Above, you are looking at disaster with an easy-grip handle...if you don't carry precaution to the level of religion. In the wake of a natural disaster, homeowners aiming to save a buck turn up in hardware stores in droves, snapping up chainsaws. Many have never used one in their lives. But as hospital emergency room personnel can attest, many chainsaw wielders never imagine how much damage the tool can do—and how fast it can happen—until it's too late.

Chainsaws are designed to cut through hardwood. Think about that. A sharp chainsaw blade can slice through a tree limb as big around as you thigh within seconds. Need I say more?

So just a few tips to help save you a trip to the hospital:

—If you have never used a chainsaw, read the instructions carefully...twice. Better yet, apprentice with someone who is experienced.

—Don't use a chainsaw over your head.

—Do use hearing and eye protection.

—For major jobs such as felling a large tree, call an arborist.
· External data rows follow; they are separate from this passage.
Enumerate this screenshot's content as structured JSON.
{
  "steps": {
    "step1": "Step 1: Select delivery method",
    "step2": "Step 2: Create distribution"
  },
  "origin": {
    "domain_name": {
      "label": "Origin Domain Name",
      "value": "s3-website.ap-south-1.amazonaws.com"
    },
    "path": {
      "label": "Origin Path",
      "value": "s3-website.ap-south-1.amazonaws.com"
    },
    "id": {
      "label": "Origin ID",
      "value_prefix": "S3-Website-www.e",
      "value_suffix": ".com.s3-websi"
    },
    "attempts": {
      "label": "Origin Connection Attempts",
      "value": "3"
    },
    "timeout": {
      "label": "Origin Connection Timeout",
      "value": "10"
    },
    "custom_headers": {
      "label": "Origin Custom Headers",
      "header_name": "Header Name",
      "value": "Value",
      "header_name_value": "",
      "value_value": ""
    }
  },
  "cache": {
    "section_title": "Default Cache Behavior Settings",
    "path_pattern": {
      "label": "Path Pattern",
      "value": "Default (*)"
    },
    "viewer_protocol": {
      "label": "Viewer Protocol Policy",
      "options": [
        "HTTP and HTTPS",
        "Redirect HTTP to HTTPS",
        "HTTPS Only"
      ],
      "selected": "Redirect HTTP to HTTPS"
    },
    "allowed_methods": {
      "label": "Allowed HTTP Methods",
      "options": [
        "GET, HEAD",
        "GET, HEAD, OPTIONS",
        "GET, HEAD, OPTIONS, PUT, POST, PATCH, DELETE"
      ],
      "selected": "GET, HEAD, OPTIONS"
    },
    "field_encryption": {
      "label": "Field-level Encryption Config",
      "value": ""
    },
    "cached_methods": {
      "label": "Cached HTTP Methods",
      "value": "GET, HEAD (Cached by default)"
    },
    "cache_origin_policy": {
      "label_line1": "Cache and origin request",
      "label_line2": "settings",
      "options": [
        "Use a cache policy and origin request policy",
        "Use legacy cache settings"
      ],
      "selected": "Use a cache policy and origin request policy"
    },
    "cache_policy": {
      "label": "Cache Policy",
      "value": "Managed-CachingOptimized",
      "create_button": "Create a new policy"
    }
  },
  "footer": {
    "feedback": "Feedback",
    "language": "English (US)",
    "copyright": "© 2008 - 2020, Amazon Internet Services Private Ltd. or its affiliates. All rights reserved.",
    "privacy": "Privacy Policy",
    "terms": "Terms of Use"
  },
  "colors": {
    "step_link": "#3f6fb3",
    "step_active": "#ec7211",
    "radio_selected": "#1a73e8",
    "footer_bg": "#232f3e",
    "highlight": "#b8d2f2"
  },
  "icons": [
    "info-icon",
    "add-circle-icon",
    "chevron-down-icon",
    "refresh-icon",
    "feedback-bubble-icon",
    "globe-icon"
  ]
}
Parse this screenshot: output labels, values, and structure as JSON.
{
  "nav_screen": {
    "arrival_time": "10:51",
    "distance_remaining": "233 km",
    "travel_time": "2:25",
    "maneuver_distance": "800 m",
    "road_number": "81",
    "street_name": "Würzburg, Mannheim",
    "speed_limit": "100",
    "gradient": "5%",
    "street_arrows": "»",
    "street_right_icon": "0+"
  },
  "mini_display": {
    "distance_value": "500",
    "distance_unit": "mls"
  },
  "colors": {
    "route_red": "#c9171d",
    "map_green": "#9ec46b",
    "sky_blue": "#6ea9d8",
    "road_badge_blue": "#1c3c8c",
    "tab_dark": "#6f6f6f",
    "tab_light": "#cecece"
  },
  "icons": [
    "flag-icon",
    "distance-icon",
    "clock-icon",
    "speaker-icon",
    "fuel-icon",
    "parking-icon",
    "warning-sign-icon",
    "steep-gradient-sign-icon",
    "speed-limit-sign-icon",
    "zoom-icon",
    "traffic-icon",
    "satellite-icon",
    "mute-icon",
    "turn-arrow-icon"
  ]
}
Sometimes trying to save a buck can result in a substantial medical bill.

(Weatherproofing Your Landscape—the book—contains further chainsaw pointers, as well as pruning tips.)

I'm sure Michael had flashbacks on that too-close-for-comfort chainsaw moment, possibly in his sleep. I certainly did. But I also realized that, in the hands of a less experienced and wary operator, the chainsaw probably would have done much more damage.

So be careful out there! I'd love to hear about your experiences with chainsaws.